And the sediments from the banks and river beds have to go somewhere, Houston said.
“It’s pretty safe to assume that much of the sediment in Mirror Pond is linked to this erosion in the Upper Deschutes,” he said.
Those fine, eroded sediments are also what algae grows in, he said, so some people believe the algae taking off in Mirror Pond can be linked to the low winter flows.
“It’s not black and white,” he said of the connection. “They’re all things that are exacerbated by the flow regulation out of Wickiup.”
But one more direct connection, Houston said, is that when there’s more water flowing in the winter, the fish population is healthier.
The drop in the river flow means that a big part of what was once covered in water is now essentially exposed mud flats, Wise said.
“Imagine if you’re a fish in that situation,” he said. “You have to accordingly adjust your activities.”
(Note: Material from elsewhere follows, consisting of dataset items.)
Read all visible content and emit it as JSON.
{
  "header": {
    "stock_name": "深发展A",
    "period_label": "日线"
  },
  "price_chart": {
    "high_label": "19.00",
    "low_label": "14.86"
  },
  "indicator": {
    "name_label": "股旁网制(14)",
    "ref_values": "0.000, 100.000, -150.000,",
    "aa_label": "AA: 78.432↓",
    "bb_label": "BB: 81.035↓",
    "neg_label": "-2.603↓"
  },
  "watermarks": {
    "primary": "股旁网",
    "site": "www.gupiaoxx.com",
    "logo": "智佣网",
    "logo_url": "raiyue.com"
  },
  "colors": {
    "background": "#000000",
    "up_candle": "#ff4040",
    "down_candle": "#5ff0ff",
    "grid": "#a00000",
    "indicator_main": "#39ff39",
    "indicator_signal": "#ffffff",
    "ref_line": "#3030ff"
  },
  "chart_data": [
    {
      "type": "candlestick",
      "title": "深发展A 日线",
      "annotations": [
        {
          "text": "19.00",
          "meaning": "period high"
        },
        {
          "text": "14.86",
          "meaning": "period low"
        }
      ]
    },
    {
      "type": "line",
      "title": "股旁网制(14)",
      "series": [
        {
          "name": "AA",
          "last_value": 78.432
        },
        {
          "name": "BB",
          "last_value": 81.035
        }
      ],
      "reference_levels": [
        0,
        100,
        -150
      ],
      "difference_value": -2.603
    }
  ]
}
There are fewer deep pools for fish to swim in, Wise said, and there’s more of a chance for a redband trout to be stuck in a small space with a hungry brown trout twice or three times its size. The hiding places are also harder to come by, since much of the overhanging trees or logjams or vegetation are on the dry riverbanks. Other predators, like herons or otters, have an easier time picking off the fish, he said, especially if they get stranded in pools.
The Water Resources Department decides how much water to release based on forecasts for the winter and how much it would take to fill the reservoir, said Kyle Gorman, manager of the south central region with the state department. The goal is to be able to meet the water rights that irrigation districts have held for decades.
“We have to fulfill those water rights,” he said, adding that the Fish and Wildlife Department and the Deschutes River Conservancy are working on ways to increase wintertime flow.
How to generate a steadier Upper Deschutes, while still meeting the water needs of irrigators, is a focus of the Deschutes River Conservancy, said Scott McCaulou with the organization.
The group has previously leased water from irrigators and is interested in releasing water saved through future conservation projects during the winter. Other ideas could come from looking at models of the Wickiup and Crane Prairie reservoirs and water flows, or trying to make sure the dams are managed as efficiently as possible to save water.
“There’s a lot of work going on right now,” he said.
Kate Ramsayer can be reached at 541-617-7811 or firstname.lastname@example.org.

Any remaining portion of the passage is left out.